Lab 8 - Threading Activity with uthash

Goals for this lab


  • Gaining a hands-on experience with uthash, a header-only library providing hash tables.
  • Practicing multi-threading in C including starting the threads with arguments, and waiting for their finish.
  • Practicing thread synchronization in a parallel processing problem.
  • Using the thread sanitizer and detecting race conditions.


Prerequisite Skills for This Lab


  • Read about the uthash library.
  • C Skills
    • Able to use structs, arrays, pointers
    • Able to compile, run, and debug C programs using CMake.


Task 0: Download & Run


  1. Clone the Lab 8 starter project
    • Once you have the files, you are welcome to copy them elsewhere, such as your course-work repo.
  2. Read lab8.c::main() to see what the program does (you don't have to implement any code yet).
  3. Compile and run the program.


Task 1: Sort Table


  1. Sort the table before printing.
    • See the uthash docs for information on sorting.
    • Find the code in main() which calls the function to print the counts to the screen.
    • Before calling the function to print, call the uthash function to sort the data.
    • Hint: The sort_func() function is already written for you! You just need to pass it and the word_map to the correct uthash function.
  2. Output should be:
    $ ./main
    Word                            Count
    brown                           2
    dog                             1
    fox                             2
    jumps                           1
    lazy                            1
    over                            1
    quick                           1
    the                             4


Task 2: Implement count_words_parallel(...)


Next, we'll get the program to count the words in parallel on multiple threads.

  1. Call count_words_parallel(...)
    • In main(), it currently calls count_words_seq(). Comment out this line, and uncomment the line calling count_words_parallel().
  2. Complete the partially implemented function count_words_parallel():
    • Initialize the count_mutex; it will be shared between all threads to synchronize access to the shared hash-table.
    • Inside the loop:
      • Initialize the threads_args[] value for the current thread. Call the pack_args() function to create the necessary data structure and fill in the values.
      • Launch the thread by calling pthread_create(..).
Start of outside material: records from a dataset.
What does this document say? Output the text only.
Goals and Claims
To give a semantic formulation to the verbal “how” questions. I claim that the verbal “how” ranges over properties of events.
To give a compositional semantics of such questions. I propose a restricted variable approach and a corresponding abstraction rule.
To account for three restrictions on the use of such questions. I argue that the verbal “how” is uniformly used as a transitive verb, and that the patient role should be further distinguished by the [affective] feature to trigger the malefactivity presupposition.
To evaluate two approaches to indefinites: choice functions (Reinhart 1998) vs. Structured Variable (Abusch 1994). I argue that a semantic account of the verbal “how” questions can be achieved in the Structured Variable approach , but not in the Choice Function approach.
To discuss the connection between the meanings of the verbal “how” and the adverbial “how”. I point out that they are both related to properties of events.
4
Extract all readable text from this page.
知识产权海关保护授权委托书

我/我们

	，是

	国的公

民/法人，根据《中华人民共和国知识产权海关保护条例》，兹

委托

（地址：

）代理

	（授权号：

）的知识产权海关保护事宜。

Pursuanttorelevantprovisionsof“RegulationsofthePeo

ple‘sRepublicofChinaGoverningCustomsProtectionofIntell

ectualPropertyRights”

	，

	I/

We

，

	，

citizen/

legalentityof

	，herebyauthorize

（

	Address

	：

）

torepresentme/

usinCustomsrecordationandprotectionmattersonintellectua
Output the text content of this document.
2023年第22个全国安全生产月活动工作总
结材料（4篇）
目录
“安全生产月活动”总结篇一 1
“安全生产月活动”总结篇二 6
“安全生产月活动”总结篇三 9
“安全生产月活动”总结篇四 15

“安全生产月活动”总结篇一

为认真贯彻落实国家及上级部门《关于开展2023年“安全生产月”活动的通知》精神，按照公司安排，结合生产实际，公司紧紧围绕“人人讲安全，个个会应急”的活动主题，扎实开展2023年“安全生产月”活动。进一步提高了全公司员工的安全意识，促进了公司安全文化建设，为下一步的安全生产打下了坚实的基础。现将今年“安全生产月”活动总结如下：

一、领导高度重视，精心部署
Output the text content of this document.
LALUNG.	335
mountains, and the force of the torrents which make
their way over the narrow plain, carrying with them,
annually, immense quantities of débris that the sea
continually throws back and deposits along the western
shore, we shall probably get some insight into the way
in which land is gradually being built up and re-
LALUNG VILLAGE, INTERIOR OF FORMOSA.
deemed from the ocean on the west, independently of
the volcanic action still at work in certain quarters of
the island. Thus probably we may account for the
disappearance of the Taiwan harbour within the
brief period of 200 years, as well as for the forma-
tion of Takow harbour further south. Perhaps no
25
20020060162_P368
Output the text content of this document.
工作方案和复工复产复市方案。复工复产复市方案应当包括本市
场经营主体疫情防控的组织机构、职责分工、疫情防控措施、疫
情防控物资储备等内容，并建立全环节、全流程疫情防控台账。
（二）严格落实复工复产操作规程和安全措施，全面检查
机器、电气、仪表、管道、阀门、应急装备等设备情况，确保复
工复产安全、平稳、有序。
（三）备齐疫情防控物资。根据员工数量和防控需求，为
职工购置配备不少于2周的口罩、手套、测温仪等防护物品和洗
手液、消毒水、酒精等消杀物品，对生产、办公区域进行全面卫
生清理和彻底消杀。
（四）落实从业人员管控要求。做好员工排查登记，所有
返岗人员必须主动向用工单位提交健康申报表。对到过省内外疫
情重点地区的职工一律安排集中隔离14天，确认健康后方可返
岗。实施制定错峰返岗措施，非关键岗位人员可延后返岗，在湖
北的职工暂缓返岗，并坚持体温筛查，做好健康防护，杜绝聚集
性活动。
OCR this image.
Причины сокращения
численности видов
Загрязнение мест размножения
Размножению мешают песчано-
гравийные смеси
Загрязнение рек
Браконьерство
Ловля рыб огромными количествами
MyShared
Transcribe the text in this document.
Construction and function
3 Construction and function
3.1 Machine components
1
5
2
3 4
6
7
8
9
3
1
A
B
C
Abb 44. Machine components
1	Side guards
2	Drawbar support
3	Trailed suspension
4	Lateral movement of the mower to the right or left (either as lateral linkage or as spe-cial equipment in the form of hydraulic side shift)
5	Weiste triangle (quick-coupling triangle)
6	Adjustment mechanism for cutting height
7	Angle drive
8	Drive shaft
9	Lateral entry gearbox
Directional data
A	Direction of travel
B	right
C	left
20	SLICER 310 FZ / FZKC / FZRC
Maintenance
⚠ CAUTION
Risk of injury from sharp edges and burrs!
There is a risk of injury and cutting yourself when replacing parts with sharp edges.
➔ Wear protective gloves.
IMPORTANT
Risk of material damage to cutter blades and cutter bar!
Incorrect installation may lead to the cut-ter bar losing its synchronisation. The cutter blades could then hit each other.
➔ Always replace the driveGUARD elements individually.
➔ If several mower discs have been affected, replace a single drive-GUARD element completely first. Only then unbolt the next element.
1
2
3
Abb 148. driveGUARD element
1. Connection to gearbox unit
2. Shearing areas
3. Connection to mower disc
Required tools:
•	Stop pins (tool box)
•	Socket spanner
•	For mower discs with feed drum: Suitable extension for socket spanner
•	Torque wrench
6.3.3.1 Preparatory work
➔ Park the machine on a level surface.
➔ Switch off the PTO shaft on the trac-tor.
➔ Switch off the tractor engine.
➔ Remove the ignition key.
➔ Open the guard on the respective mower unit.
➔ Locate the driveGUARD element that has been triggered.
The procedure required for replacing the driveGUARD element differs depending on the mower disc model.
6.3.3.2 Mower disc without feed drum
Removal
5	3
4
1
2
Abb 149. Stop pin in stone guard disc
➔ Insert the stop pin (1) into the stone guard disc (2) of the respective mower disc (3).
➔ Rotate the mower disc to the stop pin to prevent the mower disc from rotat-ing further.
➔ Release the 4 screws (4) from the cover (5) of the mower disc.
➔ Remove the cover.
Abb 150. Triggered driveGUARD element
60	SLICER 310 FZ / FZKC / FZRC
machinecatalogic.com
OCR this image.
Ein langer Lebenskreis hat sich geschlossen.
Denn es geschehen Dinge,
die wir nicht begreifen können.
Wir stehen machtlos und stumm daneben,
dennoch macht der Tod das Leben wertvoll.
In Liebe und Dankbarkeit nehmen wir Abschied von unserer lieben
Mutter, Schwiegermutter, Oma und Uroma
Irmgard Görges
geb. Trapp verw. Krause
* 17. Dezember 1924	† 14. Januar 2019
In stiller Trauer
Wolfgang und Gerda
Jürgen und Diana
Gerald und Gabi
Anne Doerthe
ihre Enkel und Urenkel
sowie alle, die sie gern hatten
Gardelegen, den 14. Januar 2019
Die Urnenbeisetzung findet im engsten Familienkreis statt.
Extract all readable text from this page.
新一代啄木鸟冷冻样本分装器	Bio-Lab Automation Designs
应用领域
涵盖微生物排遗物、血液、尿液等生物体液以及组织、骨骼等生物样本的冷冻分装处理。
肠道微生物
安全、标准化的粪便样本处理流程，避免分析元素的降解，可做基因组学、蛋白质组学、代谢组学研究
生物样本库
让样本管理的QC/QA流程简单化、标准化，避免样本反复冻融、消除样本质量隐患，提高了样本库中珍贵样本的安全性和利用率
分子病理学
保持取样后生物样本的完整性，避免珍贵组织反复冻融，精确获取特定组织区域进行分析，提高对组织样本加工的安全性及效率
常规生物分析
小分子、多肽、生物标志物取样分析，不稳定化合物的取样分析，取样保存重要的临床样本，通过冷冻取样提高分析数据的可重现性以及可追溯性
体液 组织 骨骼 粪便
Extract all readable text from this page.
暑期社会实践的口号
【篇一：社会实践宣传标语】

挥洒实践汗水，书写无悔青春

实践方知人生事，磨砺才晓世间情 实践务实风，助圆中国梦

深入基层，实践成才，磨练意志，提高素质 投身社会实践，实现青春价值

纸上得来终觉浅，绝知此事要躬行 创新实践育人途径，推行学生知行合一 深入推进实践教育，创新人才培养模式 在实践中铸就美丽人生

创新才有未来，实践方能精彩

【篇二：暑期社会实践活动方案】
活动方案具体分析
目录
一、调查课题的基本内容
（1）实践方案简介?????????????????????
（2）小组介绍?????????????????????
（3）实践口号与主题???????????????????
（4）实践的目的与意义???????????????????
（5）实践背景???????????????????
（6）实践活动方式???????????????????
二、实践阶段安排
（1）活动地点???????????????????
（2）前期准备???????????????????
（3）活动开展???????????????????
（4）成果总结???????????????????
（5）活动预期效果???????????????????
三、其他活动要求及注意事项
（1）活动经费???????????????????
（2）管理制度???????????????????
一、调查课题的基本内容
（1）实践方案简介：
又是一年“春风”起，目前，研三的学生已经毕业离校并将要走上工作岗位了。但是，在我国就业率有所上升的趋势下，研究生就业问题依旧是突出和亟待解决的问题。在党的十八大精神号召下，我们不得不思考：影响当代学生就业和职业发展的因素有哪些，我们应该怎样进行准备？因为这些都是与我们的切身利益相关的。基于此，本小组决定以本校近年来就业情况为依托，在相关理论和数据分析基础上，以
Pass in:
        • the thread function counter_thread_func
        • pointer from the current element in threads_args[] (passed to the thread function by pthread_create()).
      • Store the thread ID into the correct location in threads[].
    • Wait for each of the threads to finish.
      • Hint: pthread_join().
    • Cleanup all dynamically allocated memory.
      • Hint: Look at threads_args[].
  3. Test your program
    • Note: It is not yet thread safe; we'll look into that next. Does it still work?


Task 3: Thread Sanitizer


  1. Enable the thread sanitizer and check the thread-safety of the implementation.
    • You'll need to change CMakeLists.txt to enable it.
    • Hint: add the following after the project definition in your CMakeLists.txt.
      add_compile_options(-fsanitize=thread -g -O1)
      add_link_options(-fsanitize=thread -g -O1)
  2. Run the program.
    • You should see output similar in format to:
      ==================
      WARNING: ThreadSanitizer: data race (pid=10434)
      Read of size 8 at 0x7ffd2093e8b8 by thread T2:
      ...
      Previous write of size 8 at 0x7ffd2093e8b8 by thread T1:
      ..
      Location is stack of main thread.
      Location is global '<null>' at 0x000000000000 ([stack]+0x00000001e8b8)
      ..


Task 4: Thread-Safe


  1. Make add_word_counts_in_chunk(...) thread-safe.
    • The function already takes in a mutex: just lock and unlock it as needed.
    • Hint: Don't lock/unlock for the whole function, just smaller part.
    • Hint: Lock at start of each pass through the loop; unlock at end of each pass through the loop.

4. Optional Challenges


  1. Optional: Lots of Data
  2. Optional: Thread Analysis
    • Manually time and compare how long it takes to process the data with different numbers of thread: one, two, and three threads.
    • How much time does the added complexity of running the operations in parallel save us?
  3. Optional: Generate data
    • Write some code to generate a table of data showing how long it takes to process Hamlet for each number of threads between 1 and about 10. This could be a script or C code.
    • Print the result to the screen and copy it into a program like LibreOffice Calc to graph.
    • Try running each configuration multiple times and comparing the differences.


Submission


Submit your lab8.c C code to CourSys; the file name must be an exact match to what CourSys is expecting, otherwise it won't accept it.

Submissions will be marked for completion. It must be valid C code that runs (however we are unlikely to actually compile and run the code). You do not need to complete any optional steps.